Turkey and Pomegranate Salad with a Clementine Dressing

SERVES 4

 
  • Gaggenau

  • Appliance: Oven / Steam Combi Oven

  • Settings: 180ºC / 180°C fan + 60% steam

  • Preparation Time: 10 minutes

  • Cooking Time: 15 minutes total

INGREDIENTS

  • 1 banana shallot 

  • rapeseed oil 

  • 2 clementines  

  • 2 tbsp red wine vinegar  

  • 500g leftover turkey, shredded  

  • 100g mixed nuts, such as hazelnuts and pistachios

  • 50g dried cranberries 

  • 1 tsp runny honey 

  • 1 red chicory  

  • 100g watercress 

  • 100g rocket

  • 6 tbsp natural yoghurt 

  • 100g pomegranate seeds 

 
Gaggenau Christmas Cooking Demo 2023 Bath

METHOD

Peel and finely dice the shallot, then add to a small frying pan with a splash of rapeseed oil and cook over a medium-low heat for around 5 minutes, or until golden and sticky. 

Finely grate in the zest from the clementines, then squeeze in the juice and cook for a further 5 minutes, or until reduced to a nice, syrupy consistency. 

Pour in the vinegar and 4 tablespoons of rapeseed oil, season to taste with sea salt and freshly ground black pepper, then reduce the heat to low and leave to simmer until needed. 

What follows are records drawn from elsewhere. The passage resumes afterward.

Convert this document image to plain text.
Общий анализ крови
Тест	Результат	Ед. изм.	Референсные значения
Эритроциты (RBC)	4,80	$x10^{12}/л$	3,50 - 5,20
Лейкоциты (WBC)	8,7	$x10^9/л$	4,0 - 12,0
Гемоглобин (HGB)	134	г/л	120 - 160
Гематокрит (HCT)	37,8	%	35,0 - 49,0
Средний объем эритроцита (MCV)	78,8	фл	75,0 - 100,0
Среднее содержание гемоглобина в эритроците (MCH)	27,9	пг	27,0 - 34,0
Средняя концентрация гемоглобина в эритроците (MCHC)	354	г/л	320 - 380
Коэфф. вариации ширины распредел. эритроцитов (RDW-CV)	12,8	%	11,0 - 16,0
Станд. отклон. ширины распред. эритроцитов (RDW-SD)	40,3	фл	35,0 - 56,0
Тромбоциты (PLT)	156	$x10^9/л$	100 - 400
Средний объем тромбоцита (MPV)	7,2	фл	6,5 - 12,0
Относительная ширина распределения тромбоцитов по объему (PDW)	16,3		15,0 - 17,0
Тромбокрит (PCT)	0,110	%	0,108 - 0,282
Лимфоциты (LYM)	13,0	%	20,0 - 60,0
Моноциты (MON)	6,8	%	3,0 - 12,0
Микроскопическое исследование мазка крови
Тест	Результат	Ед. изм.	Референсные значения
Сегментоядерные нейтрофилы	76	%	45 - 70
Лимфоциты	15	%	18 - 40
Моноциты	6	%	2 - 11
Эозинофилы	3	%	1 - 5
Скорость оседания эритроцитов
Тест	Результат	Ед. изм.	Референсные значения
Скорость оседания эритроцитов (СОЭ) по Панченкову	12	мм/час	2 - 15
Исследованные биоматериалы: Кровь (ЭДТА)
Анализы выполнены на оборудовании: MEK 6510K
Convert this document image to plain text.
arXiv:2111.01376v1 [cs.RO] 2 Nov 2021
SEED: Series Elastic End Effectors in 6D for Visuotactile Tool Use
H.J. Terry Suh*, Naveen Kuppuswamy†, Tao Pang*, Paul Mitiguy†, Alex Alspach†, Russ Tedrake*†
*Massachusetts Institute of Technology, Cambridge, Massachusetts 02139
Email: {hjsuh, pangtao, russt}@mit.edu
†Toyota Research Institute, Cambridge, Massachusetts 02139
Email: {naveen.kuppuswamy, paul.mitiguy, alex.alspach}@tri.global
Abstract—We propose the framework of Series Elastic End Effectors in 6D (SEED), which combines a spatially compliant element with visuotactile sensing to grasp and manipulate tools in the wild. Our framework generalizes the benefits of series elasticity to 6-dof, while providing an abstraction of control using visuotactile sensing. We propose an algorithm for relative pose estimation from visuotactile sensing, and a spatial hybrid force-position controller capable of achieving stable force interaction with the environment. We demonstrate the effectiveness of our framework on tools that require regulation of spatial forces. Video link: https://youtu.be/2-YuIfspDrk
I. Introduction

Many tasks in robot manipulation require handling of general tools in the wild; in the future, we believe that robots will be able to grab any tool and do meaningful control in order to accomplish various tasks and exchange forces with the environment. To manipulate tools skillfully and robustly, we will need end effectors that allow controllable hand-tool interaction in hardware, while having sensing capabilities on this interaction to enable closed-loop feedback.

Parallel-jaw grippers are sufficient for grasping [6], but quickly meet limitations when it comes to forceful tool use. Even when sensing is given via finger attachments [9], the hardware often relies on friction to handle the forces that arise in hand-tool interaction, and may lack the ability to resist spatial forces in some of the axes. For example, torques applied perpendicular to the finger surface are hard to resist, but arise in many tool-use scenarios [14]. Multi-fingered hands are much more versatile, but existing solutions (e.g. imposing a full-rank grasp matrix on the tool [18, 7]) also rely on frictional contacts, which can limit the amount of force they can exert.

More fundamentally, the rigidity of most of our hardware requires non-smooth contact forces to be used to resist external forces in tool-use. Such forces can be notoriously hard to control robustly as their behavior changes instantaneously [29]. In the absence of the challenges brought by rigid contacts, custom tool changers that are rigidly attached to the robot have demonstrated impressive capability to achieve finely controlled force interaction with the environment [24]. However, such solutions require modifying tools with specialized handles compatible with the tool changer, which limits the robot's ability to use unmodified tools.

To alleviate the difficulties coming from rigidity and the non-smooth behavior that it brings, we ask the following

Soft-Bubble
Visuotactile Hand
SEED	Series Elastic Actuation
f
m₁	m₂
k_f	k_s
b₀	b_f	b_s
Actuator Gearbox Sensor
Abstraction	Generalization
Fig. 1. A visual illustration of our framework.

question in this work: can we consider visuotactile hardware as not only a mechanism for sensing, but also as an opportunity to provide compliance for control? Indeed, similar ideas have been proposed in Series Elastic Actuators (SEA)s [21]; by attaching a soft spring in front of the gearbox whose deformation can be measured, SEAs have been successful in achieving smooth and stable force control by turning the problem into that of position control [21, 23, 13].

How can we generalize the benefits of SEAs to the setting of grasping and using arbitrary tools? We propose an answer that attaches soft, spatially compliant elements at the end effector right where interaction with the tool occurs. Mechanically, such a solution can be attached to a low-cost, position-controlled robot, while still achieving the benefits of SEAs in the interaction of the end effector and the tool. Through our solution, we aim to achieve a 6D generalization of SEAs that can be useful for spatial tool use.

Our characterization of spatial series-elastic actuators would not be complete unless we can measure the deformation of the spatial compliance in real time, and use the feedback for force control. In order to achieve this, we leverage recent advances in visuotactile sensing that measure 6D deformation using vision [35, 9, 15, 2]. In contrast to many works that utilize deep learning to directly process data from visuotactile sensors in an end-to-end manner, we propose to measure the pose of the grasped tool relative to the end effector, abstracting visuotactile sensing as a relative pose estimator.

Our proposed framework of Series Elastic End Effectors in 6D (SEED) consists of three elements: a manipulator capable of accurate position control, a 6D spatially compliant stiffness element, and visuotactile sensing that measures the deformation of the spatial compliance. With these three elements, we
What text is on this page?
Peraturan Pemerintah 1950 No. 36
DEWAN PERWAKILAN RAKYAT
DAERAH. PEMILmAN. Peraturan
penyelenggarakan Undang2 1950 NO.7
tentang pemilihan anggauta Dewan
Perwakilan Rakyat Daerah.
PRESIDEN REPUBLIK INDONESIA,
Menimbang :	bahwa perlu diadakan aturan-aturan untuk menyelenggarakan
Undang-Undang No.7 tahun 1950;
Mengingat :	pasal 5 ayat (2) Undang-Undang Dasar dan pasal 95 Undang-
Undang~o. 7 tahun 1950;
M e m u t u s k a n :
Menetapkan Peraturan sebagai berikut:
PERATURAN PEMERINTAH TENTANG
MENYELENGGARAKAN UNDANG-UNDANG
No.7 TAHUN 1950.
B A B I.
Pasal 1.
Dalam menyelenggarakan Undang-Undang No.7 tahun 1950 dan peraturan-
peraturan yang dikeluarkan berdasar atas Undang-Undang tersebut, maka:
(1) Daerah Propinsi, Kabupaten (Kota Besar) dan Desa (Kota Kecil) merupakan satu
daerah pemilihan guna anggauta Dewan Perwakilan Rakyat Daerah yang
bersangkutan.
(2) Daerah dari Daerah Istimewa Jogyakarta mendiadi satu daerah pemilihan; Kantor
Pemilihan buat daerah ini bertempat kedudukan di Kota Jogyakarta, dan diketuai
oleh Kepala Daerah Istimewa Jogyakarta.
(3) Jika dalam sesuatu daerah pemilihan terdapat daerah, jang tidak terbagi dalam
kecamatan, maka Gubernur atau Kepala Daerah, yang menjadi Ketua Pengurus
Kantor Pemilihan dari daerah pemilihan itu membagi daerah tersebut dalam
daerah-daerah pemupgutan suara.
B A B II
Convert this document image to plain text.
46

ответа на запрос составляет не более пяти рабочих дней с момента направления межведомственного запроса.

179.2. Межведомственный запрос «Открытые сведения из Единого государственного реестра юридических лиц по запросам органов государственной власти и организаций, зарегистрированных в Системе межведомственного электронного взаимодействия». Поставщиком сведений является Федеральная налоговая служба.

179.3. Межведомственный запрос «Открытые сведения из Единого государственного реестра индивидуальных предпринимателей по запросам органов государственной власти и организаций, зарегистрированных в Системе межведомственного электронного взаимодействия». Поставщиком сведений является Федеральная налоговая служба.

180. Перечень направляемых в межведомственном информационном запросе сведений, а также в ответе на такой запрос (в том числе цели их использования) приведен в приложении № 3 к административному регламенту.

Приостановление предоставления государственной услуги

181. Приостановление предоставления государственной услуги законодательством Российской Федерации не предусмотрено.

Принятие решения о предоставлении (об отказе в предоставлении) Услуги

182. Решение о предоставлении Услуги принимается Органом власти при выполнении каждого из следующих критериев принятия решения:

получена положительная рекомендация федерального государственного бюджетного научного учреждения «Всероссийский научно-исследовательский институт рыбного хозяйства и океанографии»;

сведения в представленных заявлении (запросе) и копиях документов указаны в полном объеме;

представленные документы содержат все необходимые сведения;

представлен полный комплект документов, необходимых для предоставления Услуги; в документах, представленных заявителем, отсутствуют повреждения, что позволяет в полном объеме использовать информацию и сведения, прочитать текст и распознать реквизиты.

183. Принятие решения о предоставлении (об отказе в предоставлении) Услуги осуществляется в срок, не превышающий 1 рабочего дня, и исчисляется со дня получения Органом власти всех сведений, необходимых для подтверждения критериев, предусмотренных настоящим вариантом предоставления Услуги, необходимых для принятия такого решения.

Heat a lug of rapeseed oil in a large non-stick frying pan over a medium-high heat. Add the turkey and fry for around 5 minutes, or until crispy. Roughly chop the nuts and add to the pan together with the cranberries and honey. Season and cook for a further couple of minutes, or until sticky and caramelised. 

Place the chicory leaves onto a serving platter with the watercress and rocket. Drizzle over the warm clementine dressing, and pile the sticky, caramelised turkey on top. Scatter over the pomegranate seeds and spoon over the yoghurt.